Por que o câncer de cólon cresce entre os jovens?

Um novo estudo aponta que a perda precoce da proteína p53, fundamental na prevenção de tumores, pode estar relacionada ao aumento de casos de câncer colorretal entre jovens adultos. A pesquisa mostra que a degradação da p53, associada à elevação dos níveis da proteína URI, favorece o desenvolvimento e a progressão da doença.
Conhecida como "guardiã" do genoma, a p53 atua inibindo a multiplicação de células danificadas. Os cientistas identificaram que, nos estágios iniciais do câncer de cólon, a proteína desaparece enquanto a URI se eleva, criando um ambiente propício à formação de adenomas, lesões pré-cancerosas.
"Os níveis de URI começam a subir muito cedo, levando à formação do adenoma. E é nesse momento que a p53 começa a se degradar", explica Irene Herranz-Montoya, autora principal do estudo.
A pesquisa foi conduzida por pesquisadores do Centro Nacional de Pesquisa do Câncer (CNIO), na Espanha, e publicada no início de maio de 2025 na revista Nature Communications.
Com base em experimentos em camundongos, os cientistas verificaram que a eliminação da URI ou o reforço da p53 impediram a evolução dos pólipos para tumores. Os resultados sugerem que esses mecanismos podem ser alvos de estratégias preventivas contra o câncer colorretal — o segundo mais letal do mundo.
A pesquisa também revelou que a URI é controlada pelo oncogene MYC, já relacionado a diversos tipos de câncer e influenciado por fatores ambientais e de estilo de vida, como má alimentação — o que reforça a ligação entre hábitos modernos e o avanço da doença em jovens.

"Se estudarmos melhor como a URI e a degradação da p53 se comportam, podemos intervir mais cedo e impedir que a doença avance para formas mais agressivas", diz Herranz.

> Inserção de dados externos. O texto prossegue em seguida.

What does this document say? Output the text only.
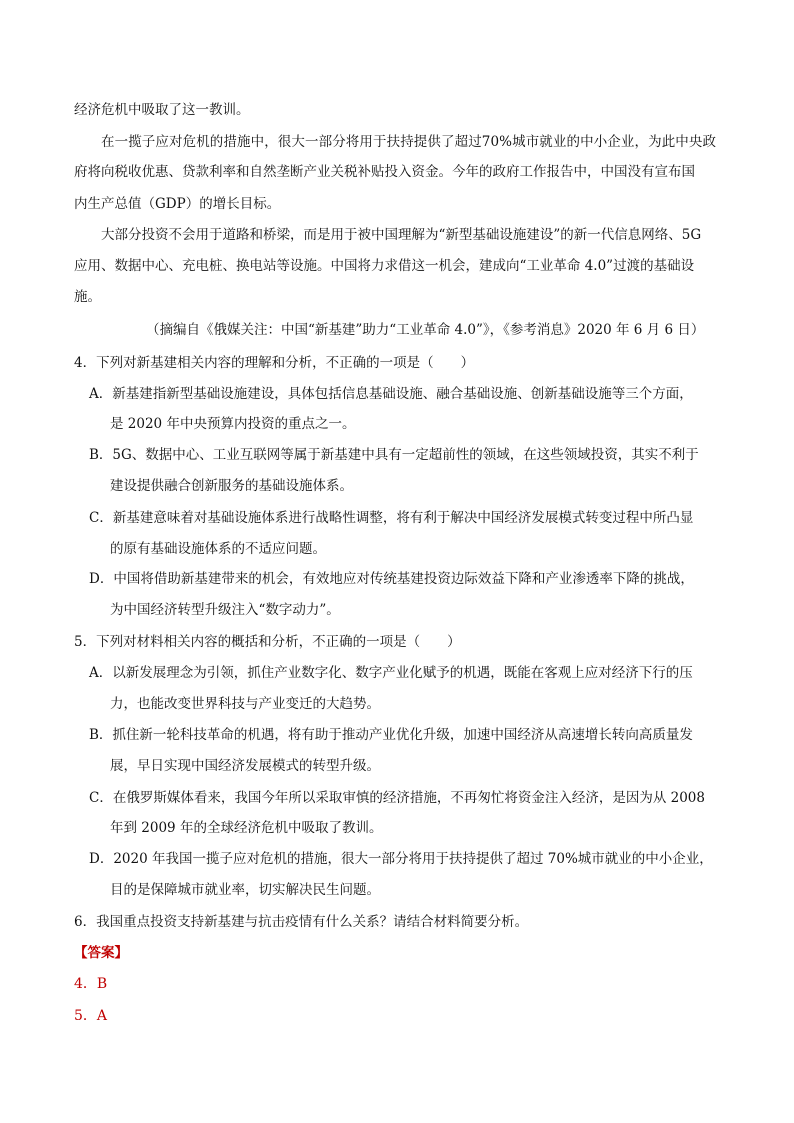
经济危机中吸取了这一教训。
在一揽子应对危机的措施中，很大一部分将用于扶持提供了超过70%城市就业的中小企业，为此中央政
府将向税收优惠、贷款利率和自然垄断产业关税补贴投入资金。今年的政府工作报告中，中国没有宣布国
内生产总值（GDP）的增长目标。
大部分投资不会用于道路和桥梁，而是用于被中国理解为“新型基础设施建设”的新一代信息网络、5G
应用、数据中心、充电桩、换电站等设施。中国将力求借这一机会，建成向“工业革命 4.0”过渡的基础设
施。
（摘编自《俄媒关注：中国“新基建”助力“工业革命 4.0”》，《参考消息》2020 年 6 月 6 日）
4．下列对新基建相关内容的理解和分析，不正确的一项是（　　）
A．新基建指新型基础设施建设，具体包括信息基础设施、融合基础设施、创新基础设施等三个方面，
是 2020 年中央预算内投资的重点之一。
B．5G、数据中心、工业互联网等属于新基建中具有一定超前性的领域，在这些领域投资，其实不利于
建设提供融合创新服务的基础设施体系。
C．新基建意味着对基础设施体系进行战略性调整，将有利于解决中国经济发展模式转变过程中所凸显
的原有基础设施体系的不适应问题。
D．中国将借助新基建带来的机会，有效地应对传统基建投资边际效益下降和产业渗透率下降的挑战，
为中国经济转型升级注入“数字动力”。
5．下列对材料相关内容的概括和分析，不正确的一项是（　　）
A．以新发展理念为引领，抓住产业数字化、数字产业化赋予的机遇，既能在客观上应对经济下行的压
力，也能改变世界科技与产业变迁的大趋势。
B．抓住新一轮科技革命的机遇，将有助于推动产业优化升级，加速中国经济从高速增长转向高质量发
展，早日实现中国经济发展模式的转型升级。
C．在俄罗斯媒体看来，我国今年所以采取审慎的经济措施，不再匆忙将资金注入经济，是因为从 2008
年到 2009 年的全球经济危机中吸取了教训。
D．2020 年我国一揽子应对危机的措施，很大一部分将用于扶持提供了超过 70%城市就业的中小企业，
目的是保障城市就业率，切实解决民生问题。
6．我国重点投资支持新基建与抗击疫情有什么关系？请结合材料简要分析。
【答案】
4．B
5．A
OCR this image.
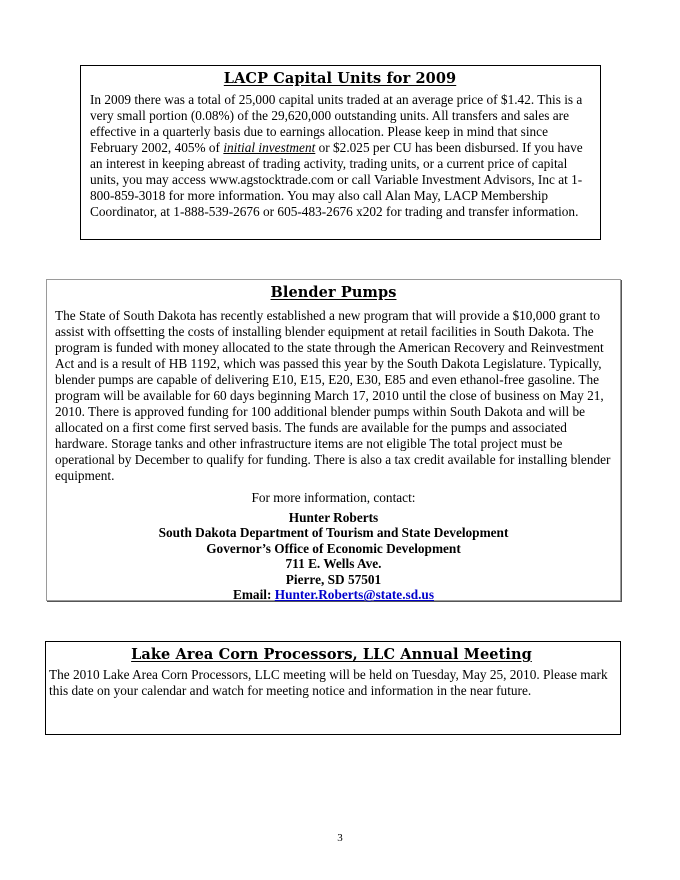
LACP Capital Units for 2009

In 2009 there was a total of 25,000 capital units traded at an average price of $1.42. This is a very small portion (0.08%) of the 29,620,000 outstanding units. All transfers and sales are effective in a quarterly basis due to earnings allocation. Please keep in mind that since February 2002, 405% of initial investment or $2.025 per CU has been disbursed. If you have an interest in keeping abreast of trading activity, trading units, or a current price of capital units, you may access www.agstocktrade.com or call Variable Investment Advisors, Inc at 1-800-859-3018 for more information. You may also call Alan May, LACP Membership Coordinator, at 1-888-539-2676 or 605-483-2676 x202 for trading and transfer information.

Blender Pumps

The State of South Dakota has recently established a new program that will provide a $10,000 grant to assist with offsetting the costs of installing blender equipment at retail facilities in South Dakota. The program is funded with money allocated to the state through the American Recovery and Reinvestment Act and is a result of HB 1192, which was passed this year by the South Dakota Legislature. Typically, blender pumps are capable of delivering E10, E15, E20, E30, E85 and even ethanol-free gasoline. The program will be available for 60 days beginning March 17, 2010 until the close of business on May 21, 2010. There is approved funding for 100 additional blender pumps within South Dakota and will be allocated on a first come first served basis. The funds are available for the pumps and associated hardware. Storage tanks and other infrastructure items are not eligible The total project must be operational by December to qualify for funding. There is also a tax credit available for installing blender equipment.

For more information, contact:
Hunter Roberts
South Dakota Department of Tourism and State Development
Governor’s Office of Economic Development
711 E. Wells Ave.
Pierre, SD 57501
Email: Hunter.Roberts@state.sd.us
Lake Area Corn Processors, LLC Annual Meeting

The 2010 Lake Area Corn Processors, LLC meeting will be held on Tuesday, May 25, 2010. Please mark this date on your calendar and watch for meeting notice and information in the near future.

3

Outro achado relevante é que a perda da função da p53 ocorre de forma independente da mutação no gene TP53, geralmente associada às fases mais avançadas do câncer. Isso indica dois processos distintos: primeiro, a perda funcional da proteína; depois, a mutação genética.
Para os autores, entender essa dinâmica é fundamental para explicar a crescente incidência do câncer de cólon em pessoas mais jovens e pode abrir caminho para novas formas de prevenção e tratamento baseadas na identificação precoce da doença.